The same official was also involved in the Safaricom offering last year, and the subsequent fallout that triggered the current bear run on the market.

Former CMA chief executive Edward Ntalami, who resigned in December 2007, was informed of the shady deals by the brokerage firm but intervened too late.

Also implicated are senior managers at the NSE who reaped huge profits through irregular trading of accounts held at Nyaga Stockbrokers.

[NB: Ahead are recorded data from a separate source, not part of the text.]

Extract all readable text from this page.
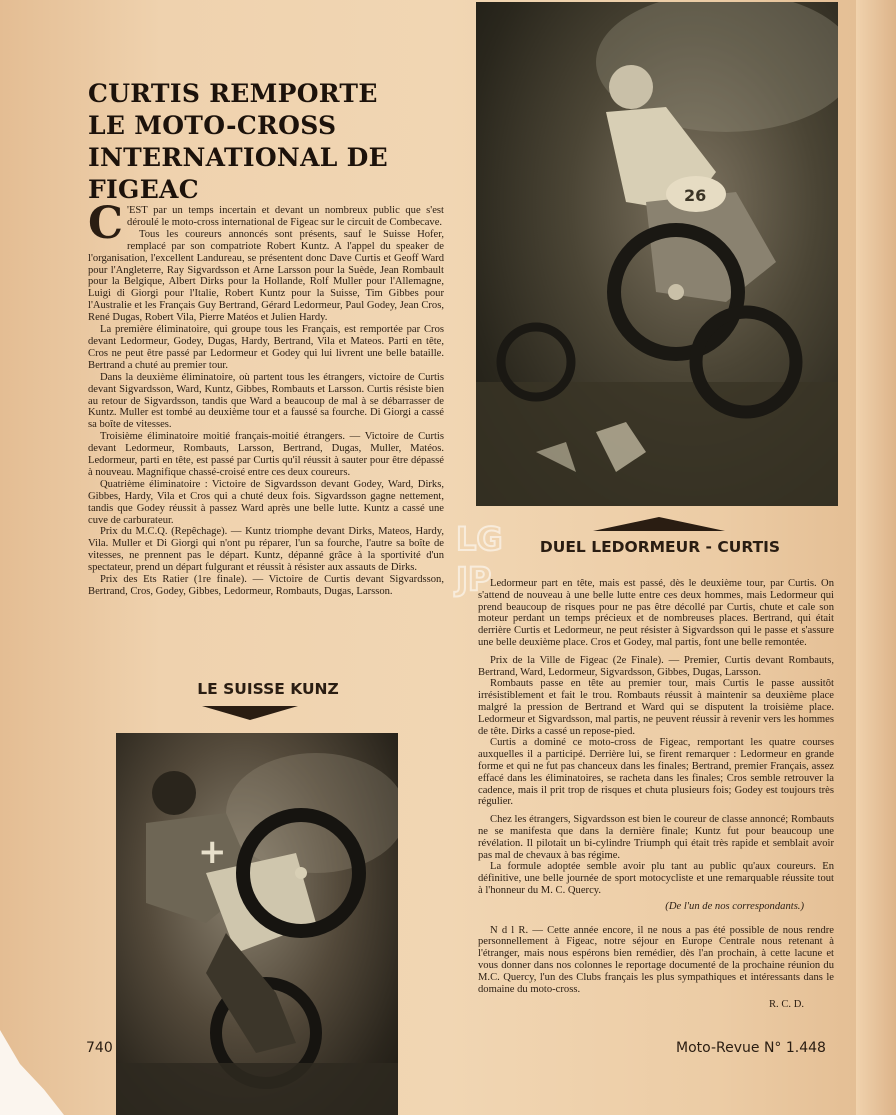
CURTIS REMPORTE LE MOTO-CROSS INTERNATIONAL DE FIGEAC

C 'EST par un temps incertain et devant un nombreux public que s'est déroulé le moto-cross international de Figeac sur le circuit de Combecave.

Tous les coureurs annoncés sont présents, sauf le Suisse Hofer, remplacé par son compatriote Robert Kuntz. A l'appel du speaker de l'organisation, l'excellent Landureau, se présentent donc Dave Curtis et Geoff Ward pour l'Angleterre, Ray Sigvardsson et Arne Larsson pour la Suède, Jean Rombault pour la Belgique, Albert Dirks pour la Hollande, Rolf Muller pour l'Allemagne, Luigi di Giorgi pour l'Italie, Robert Kuntz pour la Suisse, Tim Gibbes pour l'Australie et les Français Guy Bertrand, Gérard Ledormeur, Paul Godey, Jean Cros, René Dugas, Robert Vila, Pierre Matéos et Julien Hardy.

La première éliminatoire, qui groupe tous les Français, est remportée par Cros devant Ledormeur, Godey, Dugas, Hardy, Bertrand, Vila et Mateos. Parti en tête, Cros ne peut être passé par Ledormeur et Godey qui lui livrent une belle bataille. Bertrand a chuté au premier tour.

Dans la deuxième éliminatoire, où partent tous les étrangers, victoire de Curtis devant Sigvardsson, Ward, Kuntz, Gibbes, Rombauts et Larsson. Curtis résiste bien au retour de Sigvardsson, tandis que Ward a beaucoup de mal à se débarrasser de Kuntz. Muller est tombé au deuxième tour et a faussé sa fourche. Di Giorgi a cassé sa boîte de vitesses.

Troisième éliminatoire moitié français-moitié étrangers. — Victoire de Curtis devant Ledormeur, Rombauts, Larsson, Bertrand, Dugas, Muller, Matéos. Ledormeur, parti en tête, est passé par Curtis qu'il réussit à sauter pour être dépassé à nouveau. Magnifique chassé-croisé entre ces deux coureurs.

Quatrième éliminatoire : Victoire de Sigvardsson devant Godey, Ward, Dirks, Gibbes, Hardy, Vila et Cros qui a chuté deux fois. Sigvardsson gagne nettement, tandis que Godey réussit à passez Ward après une belle lutte. Kuntz a cassé une cuve de carburateur.

Prix du M.C.Q. (Repêchage). — Kuntz triomphe devant Dirks, Mateos, Hardy, Vila. Muller et Di Giorgi qui n'ont pu réparer, l'un sa fourche, l'autre sa boîte de vitesses, ne prennent pas le départ. Kuntz, dépanné grâce à la sportivité d'un spectateur, prend un départ fulgurant et réussit à résister aux assauts de Dirks.

Prix des Ets Ratier (1re finale). — Victoire de Curtis devant Sigvardsson, Bertrand, Cros, Godey, Gibbes, Ledormeur, Rombauts, Dugas, Larsson.

LE SUISSE KUNZ
26
LG
JP
DUEL LEDORMEUR - CURTIS

Ledormeur part en tête, mais est passé, dès le deuxième tour, par Curtis. On s'attend de nouveau à une belle lutte entre ces deux hommes, mais Ledormeur qui prend beaucoup de risques pour ne pas être décollé par Curtis, chute et cale son moteur perdant un temps précieux et de nombreuses places. Bertrand, qui était derrière Curtis et Ledormeur, ne peut résister à Sigvardsson qui le passe et s'assure une belle deuxième place. Cros et Godey, mal partis, font une belle remontée.

Prix de la Ville de Figeac (2e Finale). — Premier, Curtis devant Rombauts, Bertrand, Ward, Ledormeur, Sigvardsson, Gibbes, Dugas, Larsson.

Rombauts passe en tête au premier tour, mais Curtis le passe aussitôt irrésistiblement et fait le trou. Rombauts réussit à maintenir sa deuxième place malgré la pression de Bertrand et Ward qui se disputent la troisième place. Ledormeur et Sigvardsson, mal partis, ne peuvent réussir à revenir vers les hommes de tête. Dirks a cassé un repose-pied.

Curtis a dominé ce moto-cross de Figeac, remportant les quatre courses auxquelles il a participé. Derrière lui, se firent remarquer : Ledormeur en grande forme et qui ne fut pas chanceux dans les finales; Bertrand, premier Français, assez effacé dans les éliminatoires, se racheta dans les finales; Cros semble retrouver la cadence, mais il prit trop de risques et chuta plusieurs fois; Godey est toujours très régulier.

Chez les étrangers, Sigvardsson est bien le coureur de classe annoncé; Rombauts ne se manifesta que dans la dernière finale; Kuntz fut pour beaucoup une révélation. Il pilotait un bi-cylindre Triumph qui était très rapide et semblait avoir pas mal de chevaux à bas régime.

La formule adoptée semble avoir plu tant au public qu'aux coureurs. En définitive, une belle journée de sport motocycliste et une remarquable réussite tout à l'honneur du M. C. Quercy.

(De l'un de nos correspondants.)

N d l R. — Cette année encore, il ne nous a pas été possible de nous rendre personnellement à Figeac, notre séjour en Europe Centrale nous retenant à l'étranger, mais nous espérons bien remédier, dès l'an prochain, à cette lacune et vous donner dans nos colonnes le reportage documenté de la prochaine réunion du M.C. Quercy, l'un des Clubs français les plus sympathiques et intéressants dans le domaine du moto-cross.

R. C. D.

+
740	Moto-Revue N° 1.448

These included principals of two leading investment banks who blatantly used their positions at the NSE Board to offer financial assistance to the fallen broker in the form of overnight lending. It was during Mr Chris Mwebesa’s tenure as CEO of the NSE, that Sh100 million was advanced to Nyaga under the guise of a ‘rescue package’. The legality of this arrangement has since remained a grey area and the NSE has never fully explained what happened to the money. The report however states that part of this amount was paid to the two investment banks. The report also implicates employees of the Central Depository and Settlement Corporation (CDSC), whose role in the scandal involved receiving of hefty bribes to suppress delivery of CDSC statements to certain customers.

Two commercial banks consciously processed irregular endorsements of IPO refund cheques.

The auditors at Nyaga have also been accused of negligence in presenting the wrong information concerning the financial status of the firm’s accounts, by understating the liabilities.